In my free time, I Googled syndromes, seizures, etc. I then came across a study for heart research at the Emory University in Atlanta. One paragraph stood out: DHA level in people who have seizures is lower than those who do not have seizures. I know it sounds kind of silly but I wondered if fish oil would help to lubricate the circuits in the brain…. I started to give Jaedon 2 tbsp of canned tuna every day. The two week period came up (when he should have been having a seizure) and other than a little restlessness over the baby monitor…there was no seizure. Long story short, he has been seizure free since 2006. I have changed from the tuna to Omega 3-6-9 capsules now, just because of the mercury content in canned tuna. And to any parents who may want to try this, please consult with your doctor first.

When Jaedon was having seizures, we lost our little guy for a few years – as in he no longer played with toys, walked gingerly from carpet to tile surfaces and around things instead of climbing over them. His hands became tactile sensitive and he used his feet to examine things, moving them around like we would with our hands.

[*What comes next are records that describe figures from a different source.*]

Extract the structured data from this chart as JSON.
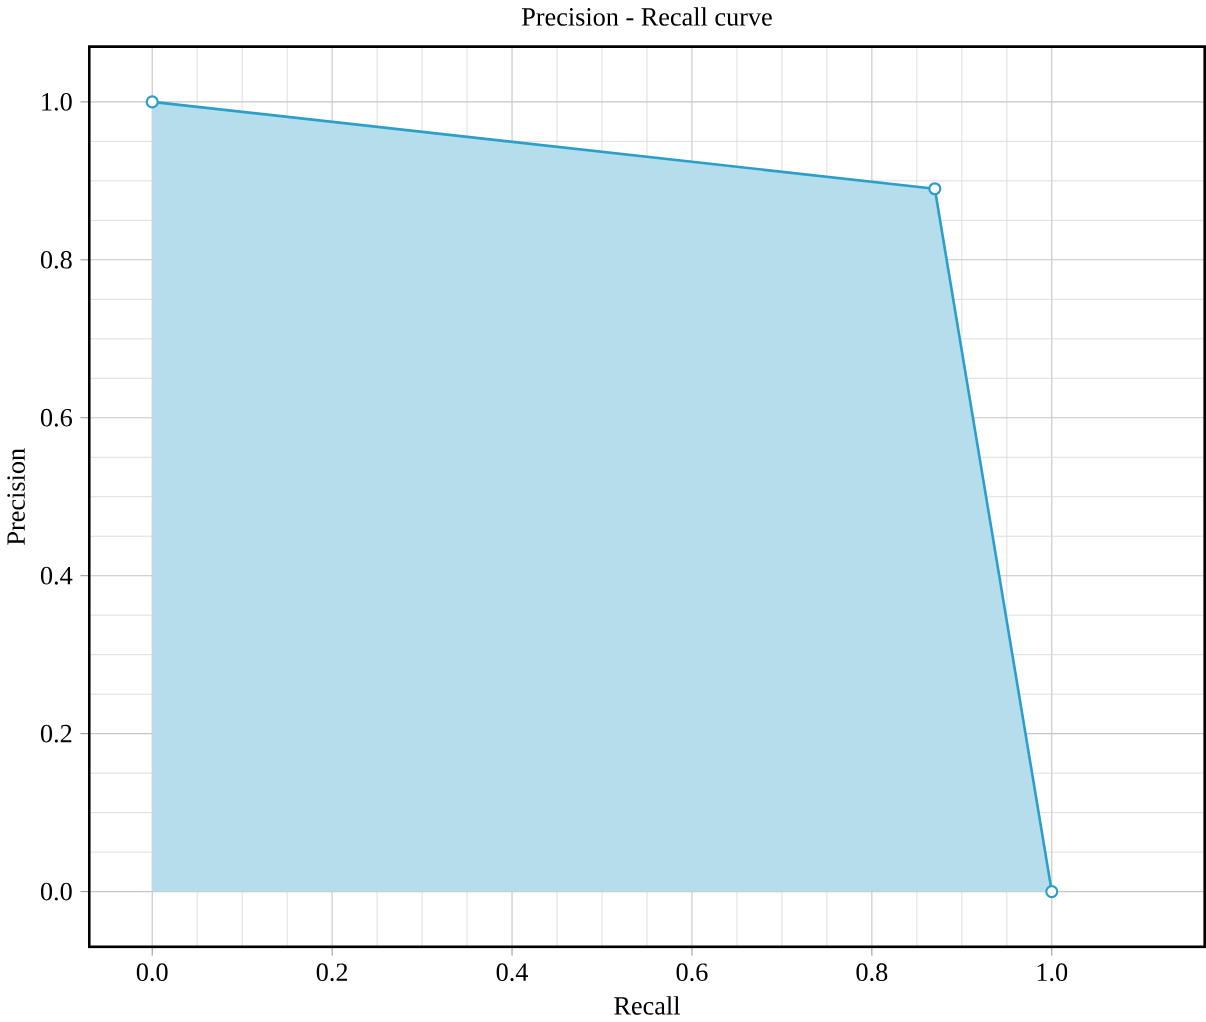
{
  "chart_data": {
    "type": "area",
    "title": "Precision - Recall curve",
    "xlabel": "Recall",
    "ylabel": "Precision",
    "x": [
      0.0,
      0.87,
      1.0
    ],
    "series": [
      {
        "color": "#2b9fc9",
        "values": [
          1.0,
          0.89,
          0.0
        ]
      }
    ],
    "xlim": [
      -0.07,
      1.17
    ],
    "ylim": [
      -0.07,
      1.07
    ],
    "xticks": [
      {
        "value": 0.0,
        "label": "0.0"
      },
      {
        "value": 0.2,
        "label": "0.2"
      },
      {
        "value": 0.4,
        "label": "0.4"
      },
      {
        "value": 0.6,
        "label": "0.6"
      },
      {
        "value": 0.8,
        "label": "0.8"
      },
      {
        "value": 1.0,
        "label": "1.0"
      }
    ],
    "yticks": [
      {
        "value": 0.0,
        "label": "0.0"
      },
      {
        "value": 0.2,
        "label": "0.2"
      },
      {
        "value": 0.4,
        "label": "0.4"
      },
      {
        "value": 0.6,
        "label": "0.6"
      },
      {
        "value": 0.8,
        "label": "0.8"
      },
      {
        "value": 1.0,
        "label": "1.0"
      }
    ],
    "grid": true,
    "marker": "circle"
  }
}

He was in a little world of his own, not making eye contact and unaware of people around him. He did not acquire speech and remains non-verbal to this day. When the seizures stopped, slowly we started to notice a change. He was coming back to us. I feel his brain needed time to heal from the havoc the seizures caused.

Jaedon is now a big 12 years old! Always making eye contact, laughing, showing us things he wants…the list goes on and we could not be happier. Making contact with others who have children with Nicolaides-Baraitser has been a blessing to our family. We now have answers to our questions that doctors could not supply 11 years ago. To families who are just being diagnosed…be strong…the road you are on will have some tough times, but beautiful times as well that will sweep you up in awe. One of the mothers on this site has called Nicolaides-Baraitser Syndrome “the beautiful syndrome” and it truly is.